DeleteThe actual issue is not so much with how GDP is defined but rather how it is interpreted as a measure for well-being. Given how integrated that use of GDP is within our society, the example of change as stated above may make more sense to some. However, it would be more accurate and presumably better in the long-run to establish other metrics as similarly suitable to the task of measuring well-being.
Mosler: "Imports are real benefits and exports are real costs. Trade deficits directly improve our standard of living."
ReplyDeleteWoj, you provide an example of what I dislike about Mosler's thinking. Too brief. Overly simplified. Designed like a sales pitch. And sometimes, carelessly wrong.

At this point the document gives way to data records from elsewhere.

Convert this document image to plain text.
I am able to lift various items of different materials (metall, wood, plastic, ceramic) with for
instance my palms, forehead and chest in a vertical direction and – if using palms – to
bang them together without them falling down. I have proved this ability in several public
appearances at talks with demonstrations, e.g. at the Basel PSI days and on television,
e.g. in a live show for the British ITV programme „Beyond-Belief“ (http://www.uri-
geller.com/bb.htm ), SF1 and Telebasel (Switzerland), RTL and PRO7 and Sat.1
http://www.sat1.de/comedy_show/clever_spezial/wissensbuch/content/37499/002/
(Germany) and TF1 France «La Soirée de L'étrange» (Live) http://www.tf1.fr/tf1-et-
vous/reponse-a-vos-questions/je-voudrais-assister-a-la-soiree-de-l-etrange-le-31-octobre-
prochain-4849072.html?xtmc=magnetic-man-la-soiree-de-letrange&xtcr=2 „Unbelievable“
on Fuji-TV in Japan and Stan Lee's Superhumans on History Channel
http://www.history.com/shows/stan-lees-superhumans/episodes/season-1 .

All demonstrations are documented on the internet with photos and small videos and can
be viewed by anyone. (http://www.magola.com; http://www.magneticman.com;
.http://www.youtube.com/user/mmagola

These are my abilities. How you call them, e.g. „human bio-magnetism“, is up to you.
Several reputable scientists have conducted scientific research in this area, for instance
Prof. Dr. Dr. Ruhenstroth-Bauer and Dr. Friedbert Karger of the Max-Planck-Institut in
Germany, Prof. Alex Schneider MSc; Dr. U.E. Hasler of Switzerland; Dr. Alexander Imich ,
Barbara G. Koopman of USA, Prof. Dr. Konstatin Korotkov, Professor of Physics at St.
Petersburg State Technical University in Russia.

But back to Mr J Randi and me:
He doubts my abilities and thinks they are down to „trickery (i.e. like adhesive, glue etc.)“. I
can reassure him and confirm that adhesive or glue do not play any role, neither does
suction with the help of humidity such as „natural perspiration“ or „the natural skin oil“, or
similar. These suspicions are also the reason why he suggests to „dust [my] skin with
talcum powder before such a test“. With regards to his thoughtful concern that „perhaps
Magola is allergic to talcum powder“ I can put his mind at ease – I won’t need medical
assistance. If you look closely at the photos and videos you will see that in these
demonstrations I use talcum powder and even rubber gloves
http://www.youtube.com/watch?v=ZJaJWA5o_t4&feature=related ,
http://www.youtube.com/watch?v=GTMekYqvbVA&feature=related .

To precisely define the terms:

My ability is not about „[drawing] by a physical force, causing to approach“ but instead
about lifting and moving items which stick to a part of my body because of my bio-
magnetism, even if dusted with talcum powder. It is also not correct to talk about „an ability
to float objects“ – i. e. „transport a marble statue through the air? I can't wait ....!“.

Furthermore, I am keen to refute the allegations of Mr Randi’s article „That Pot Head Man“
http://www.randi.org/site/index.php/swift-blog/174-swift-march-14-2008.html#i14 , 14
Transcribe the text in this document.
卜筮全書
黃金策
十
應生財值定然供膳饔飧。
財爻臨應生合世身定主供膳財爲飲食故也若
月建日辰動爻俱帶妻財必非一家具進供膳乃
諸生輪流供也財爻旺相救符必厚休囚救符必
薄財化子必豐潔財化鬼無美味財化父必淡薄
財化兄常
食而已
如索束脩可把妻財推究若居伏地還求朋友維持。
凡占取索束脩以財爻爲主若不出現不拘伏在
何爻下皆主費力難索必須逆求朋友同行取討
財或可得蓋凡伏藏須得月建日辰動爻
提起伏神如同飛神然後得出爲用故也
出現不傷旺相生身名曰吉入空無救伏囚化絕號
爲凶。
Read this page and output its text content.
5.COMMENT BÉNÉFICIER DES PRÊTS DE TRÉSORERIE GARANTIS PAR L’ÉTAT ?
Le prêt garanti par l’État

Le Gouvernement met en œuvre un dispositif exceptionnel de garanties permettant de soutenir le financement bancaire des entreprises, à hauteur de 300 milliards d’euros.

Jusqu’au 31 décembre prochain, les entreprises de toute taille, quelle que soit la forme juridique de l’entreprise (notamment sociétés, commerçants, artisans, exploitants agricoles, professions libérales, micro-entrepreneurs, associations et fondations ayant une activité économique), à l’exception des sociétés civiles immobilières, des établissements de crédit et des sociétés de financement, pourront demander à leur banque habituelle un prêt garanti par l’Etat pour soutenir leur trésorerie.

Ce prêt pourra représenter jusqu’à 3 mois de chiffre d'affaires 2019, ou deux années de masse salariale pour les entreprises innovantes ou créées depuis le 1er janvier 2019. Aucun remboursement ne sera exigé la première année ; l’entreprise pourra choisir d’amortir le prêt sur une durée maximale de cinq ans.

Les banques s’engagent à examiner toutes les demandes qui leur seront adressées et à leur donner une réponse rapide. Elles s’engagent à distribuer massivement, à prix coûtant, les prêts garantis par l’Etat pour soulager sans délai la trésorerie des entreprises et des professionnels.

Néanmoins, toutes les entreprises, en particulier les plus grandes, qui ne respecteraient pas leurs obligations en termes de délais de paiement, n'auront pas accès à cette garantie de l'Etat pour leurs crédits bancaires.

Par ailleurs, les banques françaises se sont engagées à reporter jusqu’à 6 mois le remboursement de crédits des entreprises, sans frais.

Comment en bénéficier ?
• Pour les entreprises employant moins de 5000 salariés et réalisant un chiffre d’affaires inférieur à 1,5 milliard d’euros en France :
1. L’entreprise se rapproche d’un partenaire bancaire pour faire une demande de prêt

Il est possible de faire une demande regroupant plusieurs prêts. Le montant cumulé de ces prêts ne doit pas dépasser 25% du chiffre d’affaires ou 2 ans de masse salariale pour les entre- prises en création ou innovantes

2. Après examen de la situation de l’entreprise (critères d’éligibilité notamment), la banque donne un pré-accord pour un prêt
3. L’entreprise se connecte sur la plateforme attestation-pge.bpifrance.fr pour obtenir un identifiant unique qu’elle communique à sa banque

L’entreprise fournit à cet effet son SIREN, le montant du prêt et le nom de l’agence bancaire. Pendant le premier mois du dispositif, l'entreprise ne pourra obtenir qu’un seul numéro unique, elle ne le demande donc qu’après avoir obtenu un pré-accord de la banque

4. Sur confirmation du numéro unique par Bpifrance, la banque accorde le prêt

Maynard: "...nations can learn to provide themselves with full employment by their domestic policy..."
Art,
DeletePoint taken. I think Mosler and many other MMTers hold immensely valuable knowledge regarding modern monetary operations/systems but often find myself in disagreement over the policy implications.
You are correct to point out that the quote is an over-simplification of the basic idea. Trade deficits are presumably not sustainable indefinitely nor would expanding the size necessarily be beneficial, especially in the long-run.
My view remains that the current obsession with GDP leads to support for misguided policies directed at spurring exports, such as tariffs and currency devaluation. By flipping the story I hoped to point out this misconception, but may have gone to far int the other direction. Thanks to comments from you, JW and others I can clear up my message and clarify my own opinion internally.
"There would still be room for the international division of labour and for international lending in appropriate conditions. But there would no longer be a pressing motive why one country need force its wares on another or repulse the offerings of its neighbour, not because this was necessary to enable it to pay for what it wished to purchase, but with the express object of upsetting the equilibrium of payments so as to develop a balance of trade in its own favour. International trade would cease to be what it is, namely, a desperate expedient to maintain employment at home by forcing sales on foreign markets and restricting purchases, which, if successful, will merely shift the problem of unemployment to the neighbour which is worsted in the struggle, but a willing and unimpeded exchange of goods and services in conditions of mutual advantage."
ReplyDeletefree trade = desperate expedient, I love it.